Moneycontrol Bureau
The market butchered on the day of F&O expiry, posting the biggest one-day fall in last three months Thursday as investors opted for profit booking due to elevated geopolitical tensions at India and Pakistan border. However, benchmark indices were higher in morning trade following a rally in global peers that outperformed India after surge in oil prices on OPEC meet. The market posted higher ever turnover of Rs 11.5 lakh crore.
The 30-share BSE Sensex crashed 573 points intraday and ended below the psychological 28000 level. The index closed at 27827.53, down 465.28 points or 1.64 percent.
The 50-share NSE Nifty ended below 8600 level for the first time since August 26. It hit an intraday low of 8558.25, before closing down 153.90 points or 1.76 percent at 8591.25.However, foreign institutional investors as well as domestic insitutional investors were net buyers amid market correction. FIIs net bought Rs 3,413.37 crore and DIIs Rs 1,630.88 crore worth of shares, as per the provisional data available on exchanges.
The director general of military operations announced today afternoon that the Indian army had conducted surgical strike at terror launch pads in response to militant attack on September 18 in Uri town of Kashmir.
The operation took place on Wednesday night and is now over, Director General of Military Operations Lt General Ranbir Singh said.
India's surgical strike across the Line of Control was well planned and well-coordinated. It was long called for, Niti Aayog Chief Amitabh Kant says, adding foreign investors have nothing to fear and should not feel nervous.

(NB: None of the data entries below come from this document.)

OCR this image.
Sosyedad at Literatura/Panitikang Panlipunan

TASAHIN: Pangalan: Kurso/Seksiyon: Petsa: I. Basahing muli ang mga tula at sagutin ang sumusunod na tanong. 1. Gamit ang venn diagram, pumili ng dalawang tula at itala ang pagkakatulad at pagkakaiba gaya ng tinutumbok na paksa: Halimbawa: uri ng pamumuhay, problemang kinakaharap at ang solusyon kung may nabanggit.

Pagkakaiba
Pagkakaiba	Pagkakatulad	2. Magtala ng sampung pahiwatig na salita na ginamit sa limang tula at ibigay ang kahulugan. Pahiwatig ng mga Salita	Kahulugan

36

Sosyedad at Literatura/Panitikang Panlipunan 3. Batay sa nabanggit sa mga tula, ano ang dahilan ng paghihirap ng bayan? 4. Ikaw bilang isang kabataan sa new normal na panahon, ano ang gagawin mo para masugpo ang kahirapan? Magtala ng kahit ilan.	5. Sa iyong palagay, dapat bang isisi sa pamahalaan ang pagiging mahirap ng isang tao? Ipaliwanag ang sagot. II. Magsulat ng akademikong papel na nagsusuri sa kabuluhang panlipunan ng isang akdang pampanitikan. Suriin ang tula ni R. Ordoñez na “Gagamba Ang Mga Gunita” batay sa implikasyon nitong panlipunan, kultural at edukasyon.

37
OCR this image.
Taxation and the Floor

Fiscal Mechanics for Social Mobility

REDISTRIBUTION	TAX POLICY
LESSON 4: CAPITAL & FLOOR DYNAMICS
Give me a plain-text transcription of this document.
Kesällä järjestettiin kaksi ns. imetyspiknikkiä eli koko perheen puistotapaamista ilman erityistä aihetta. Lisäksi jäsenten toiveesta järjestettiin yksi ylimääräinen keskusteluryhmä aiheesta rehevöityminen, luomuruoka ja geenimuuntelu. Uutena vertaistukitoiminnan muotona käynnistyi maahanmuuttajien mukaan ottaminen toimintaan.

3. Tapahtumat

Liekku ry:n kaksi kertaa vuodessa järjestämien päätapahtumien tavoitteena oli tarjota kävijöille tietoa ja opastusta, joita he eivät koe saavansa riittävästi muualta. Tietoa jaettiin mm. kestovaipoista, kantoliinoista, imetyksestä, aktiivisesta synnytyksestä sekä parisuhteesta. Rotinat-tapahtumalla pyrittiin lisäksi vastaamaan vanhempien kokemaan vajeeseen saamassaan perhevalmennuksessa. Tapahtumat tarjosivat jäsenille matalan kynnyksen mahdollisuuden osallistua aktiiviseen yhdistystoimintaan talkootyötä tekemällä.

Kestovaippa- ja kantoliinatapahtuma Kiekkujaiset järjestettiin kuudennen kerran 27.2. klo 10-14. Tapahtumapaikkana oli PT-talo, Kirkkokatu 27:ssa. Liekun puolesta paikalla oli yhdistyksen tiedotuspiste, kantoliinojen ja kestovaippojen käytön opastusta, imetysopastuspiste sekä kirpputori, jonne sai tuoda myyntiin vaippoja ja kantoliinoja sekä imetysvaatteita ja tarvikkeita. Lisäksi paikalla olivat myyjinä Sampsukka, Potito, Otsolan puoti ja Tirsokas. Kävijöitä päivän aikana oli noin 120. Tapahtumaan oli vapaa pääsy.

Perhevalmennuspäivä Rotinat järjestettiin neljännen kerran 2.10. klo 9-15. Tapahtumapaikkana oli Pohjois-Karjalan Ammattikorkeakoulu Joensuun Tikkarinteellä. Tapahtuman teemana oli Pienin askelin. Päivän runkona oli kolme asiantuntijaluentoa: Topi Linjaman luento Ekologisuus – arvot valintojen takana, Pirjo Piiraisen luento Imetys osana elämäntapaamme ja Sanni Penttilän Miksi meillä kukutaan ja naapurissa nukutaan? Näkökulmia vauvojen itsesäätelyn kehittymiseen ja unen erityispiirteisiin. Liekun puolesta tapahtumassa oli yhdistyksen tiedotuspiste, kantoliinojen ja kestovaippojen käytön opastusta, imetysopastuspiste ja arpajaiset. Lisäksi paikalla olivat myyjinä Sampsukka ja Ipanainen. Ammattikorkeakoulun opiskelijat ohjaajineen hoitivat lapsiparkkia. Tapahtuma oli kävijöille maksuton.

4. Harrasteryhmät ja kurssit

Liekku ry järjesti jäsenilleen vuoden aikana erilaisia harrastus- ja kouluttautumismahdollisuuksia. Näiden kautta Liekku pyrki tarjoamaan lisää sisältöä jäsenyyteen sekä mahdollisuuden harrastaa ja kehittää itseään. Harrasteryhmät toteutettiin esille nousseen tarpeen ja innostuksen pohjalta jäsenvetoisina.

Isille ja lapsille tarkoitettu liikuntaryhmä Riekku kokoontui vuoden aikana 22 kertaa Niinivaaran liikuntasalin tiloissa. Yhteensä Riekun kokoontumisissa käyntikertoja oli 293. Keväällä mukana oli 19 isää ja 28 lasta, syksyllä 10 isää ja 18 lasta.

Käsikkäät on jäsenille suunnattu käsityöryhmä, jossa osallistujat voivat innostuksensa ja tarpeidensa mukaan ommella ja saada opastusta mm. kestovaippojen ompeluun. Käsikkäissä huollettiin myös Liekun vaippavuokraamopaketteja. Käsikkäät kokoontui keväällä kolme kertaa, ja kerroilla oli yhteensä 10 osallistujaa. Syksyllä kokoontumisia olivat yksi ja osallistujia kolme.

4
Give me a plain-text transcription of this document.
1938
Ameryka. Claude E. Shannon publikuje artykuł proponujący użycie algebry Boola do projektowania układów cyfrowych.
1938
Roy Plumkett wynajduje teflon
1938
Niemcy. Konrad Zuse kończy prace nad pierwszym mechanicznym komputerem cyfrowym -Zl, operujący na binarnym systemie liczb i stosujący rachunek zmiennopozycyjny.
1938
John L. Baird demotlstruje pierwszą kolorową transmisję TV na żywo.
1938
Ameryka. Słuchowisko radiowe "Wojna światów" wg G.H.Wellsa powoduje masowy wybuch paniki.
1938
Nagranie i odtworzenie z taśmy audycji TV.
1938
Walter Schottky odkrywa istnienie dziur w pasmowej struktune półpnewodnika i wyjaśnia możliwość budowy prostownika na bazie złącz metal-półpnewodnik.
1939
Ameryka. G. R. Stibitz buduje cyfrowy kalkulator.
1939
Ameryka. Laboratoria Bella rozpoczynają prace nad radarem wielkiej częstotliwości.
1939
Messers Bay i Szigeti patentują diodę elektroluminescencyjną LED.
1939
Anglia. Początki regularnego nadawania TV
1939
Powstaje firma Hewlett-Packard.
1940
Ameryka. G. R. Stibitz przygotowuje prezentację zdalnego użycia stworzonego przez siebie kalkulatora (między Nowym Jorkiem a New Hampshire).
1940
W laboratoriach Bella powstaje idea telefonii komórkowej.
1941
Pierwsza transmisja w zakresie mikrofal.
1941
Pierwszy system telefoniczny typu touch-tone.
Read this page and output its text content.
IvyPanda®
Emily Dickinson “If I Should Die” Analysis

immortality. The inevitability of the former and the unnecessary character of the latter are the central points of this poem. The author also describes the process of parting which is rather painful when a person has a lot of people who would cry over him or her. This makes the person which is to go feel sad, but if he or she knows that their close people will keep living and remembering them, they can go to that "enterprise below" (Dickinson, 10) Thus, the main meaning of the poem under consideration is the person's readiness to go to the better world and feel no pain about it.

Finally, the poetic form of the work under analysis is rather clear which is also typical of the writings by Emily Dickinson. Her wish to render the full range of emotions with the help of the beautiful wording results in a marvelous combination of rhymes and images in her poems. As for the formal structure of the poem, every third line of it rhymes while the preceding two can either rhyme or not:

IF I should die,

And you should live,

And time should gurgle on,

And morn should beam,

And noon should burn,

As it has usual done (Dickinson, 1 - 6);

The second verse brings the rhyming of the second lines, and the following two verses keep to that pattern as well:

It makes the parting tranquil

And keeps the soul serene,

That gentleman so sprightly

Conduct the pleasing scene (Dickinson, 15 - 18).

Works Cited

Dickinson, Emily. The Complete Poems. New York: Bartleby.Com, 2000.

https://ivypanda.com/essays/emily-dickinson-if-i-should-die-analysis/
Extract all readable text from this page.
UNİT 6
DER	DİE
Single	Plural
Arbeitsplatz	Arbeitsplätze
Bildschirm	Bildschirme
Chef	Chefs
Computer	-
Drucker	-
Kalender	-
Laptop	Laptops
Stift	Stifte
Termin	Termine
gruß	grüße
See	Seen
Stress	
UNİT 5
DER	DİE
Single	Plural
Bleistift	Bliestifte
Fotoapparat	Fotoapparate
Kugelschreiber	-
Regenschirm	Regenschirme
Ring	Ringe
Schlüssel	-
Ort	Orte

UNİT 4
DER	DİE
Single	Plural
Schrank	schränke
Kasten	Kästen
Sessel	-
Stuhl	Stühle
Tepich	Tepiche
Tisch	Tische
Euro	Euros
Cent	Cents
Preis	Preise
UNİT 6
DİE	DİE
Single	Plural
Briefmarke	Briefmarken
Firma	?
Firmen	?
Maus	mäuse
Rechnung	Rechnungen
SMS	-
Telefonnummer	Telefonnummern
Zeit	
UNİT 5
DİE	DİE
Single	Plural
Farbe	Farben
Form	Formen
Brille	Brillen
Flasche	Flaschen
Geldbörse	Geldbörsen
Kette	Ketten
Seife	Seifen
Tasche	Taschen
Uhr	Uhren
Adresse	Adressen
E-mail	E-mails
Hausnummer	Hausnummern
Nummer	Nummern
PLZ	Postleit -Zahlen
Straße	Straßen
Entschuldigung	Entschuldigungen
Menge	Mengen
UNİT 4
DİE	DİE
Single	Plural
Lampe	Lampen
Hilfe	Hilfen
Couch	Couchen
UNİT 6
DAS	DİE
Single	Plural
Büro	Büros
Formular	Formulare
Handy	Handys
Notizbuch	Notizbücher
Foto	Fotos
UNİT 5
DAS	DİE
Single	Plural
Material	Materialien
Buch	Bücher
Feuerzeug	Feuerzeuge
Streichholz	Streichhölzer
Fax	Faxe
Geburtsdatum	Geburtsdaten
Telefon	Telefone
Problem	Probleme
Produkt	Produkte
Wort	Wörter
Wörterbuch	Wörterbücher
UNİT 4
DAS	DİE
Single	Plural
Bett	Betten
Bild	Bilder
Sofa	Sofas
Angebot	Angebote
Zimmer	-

Market experts did not look too worried about today's sell-off, saying this is a panic selling. They advised staggered buying in quality stocks on such correction for long term as India's fundamentals are strong.Also read - All eyes on OPEC's Nov meet; expect floor for crude: Platts
Sanjay Dutt of Quantum Securities says although the geopolitical risk is disconcerting, he does not think the military situation would go out of control.
India's fundamental story does not change even if there is a 15-20 days conflict, he feels.
Reaction of the currency market has not been as volatile as the equity, Robert Parker of Credit Suisse says adding he has a positive stance on the Indian economy and sees the country maintaining a 7.5 percent growth rate.
Credit Suisse is underweight on Indian equities, saying the country is one of the four most overvalued markets along with Indonesia, the Philippines and Malaysia.
Meanwhile, the rupee was down 39 paise at 66.85 to the dollar, the lowest level since September 21. Hopes of rate cut in October policy reduced as bond yields hardened.
In September series, benchmark indices as well as broader markets closed flat.
The broader markets too felt the heat today, falling more than benchmarks. The Nifty Midcap slipped nearly 4 percent, the biggest one-day fall in last 13 months.
All sectoral indices closed in the red with the Nifty Bank losing 2.4 percent, the biggest one-day loss in last three months.
Country's largest private sector lender ICICI Bank was the top contributor to Sensex's fall, down 3.76 percent due to dented market sentiment as well as subdued listing of insurance subsidiary.
ICICI Prudential Life Insurance crashed 11 percent on debut to close at Rs 297.55 against issue price of Rs 334 per share. It lost market capitalisation of more than Rs 5,000 crore in a single day.
Lupin trimmed its losses to 3.1 percent from 4 percent in late trade, especially after the pharma major received approval from the USFDA for generic Namenda XR capsules that is used for treatment of dementia of alzheimer's type.
Zee Entertainment gained 0.3 percent on the NSE after the media company acquired radio station Hum 106.2 FM from Shamal Media Services in UAE.
BHEL was the biggest loser, down 7.4 percent followed by Adani Ports, Sun Pharma, SBI, HDFC, HDFC Bank, Tata Motors and Reliance Industries with 1-5 percent loss whereas TCS (up 0.46 percent) and Bharti Infratel (up 2.36 percent) outperformed.
About five shares declined for every share falling on the Bombay Stock Exchange.
However, global markets were strong today as investor sentiment was buoyed by a surge in the oil price after major oil producers agreed to cut production levels. European markets - France's CAC, Germany's DAX and Britain's FTSE - were up 1 percent each at the time of writing this article. Asia closed higher with the Japan's Nikkei rising 1.4 percent.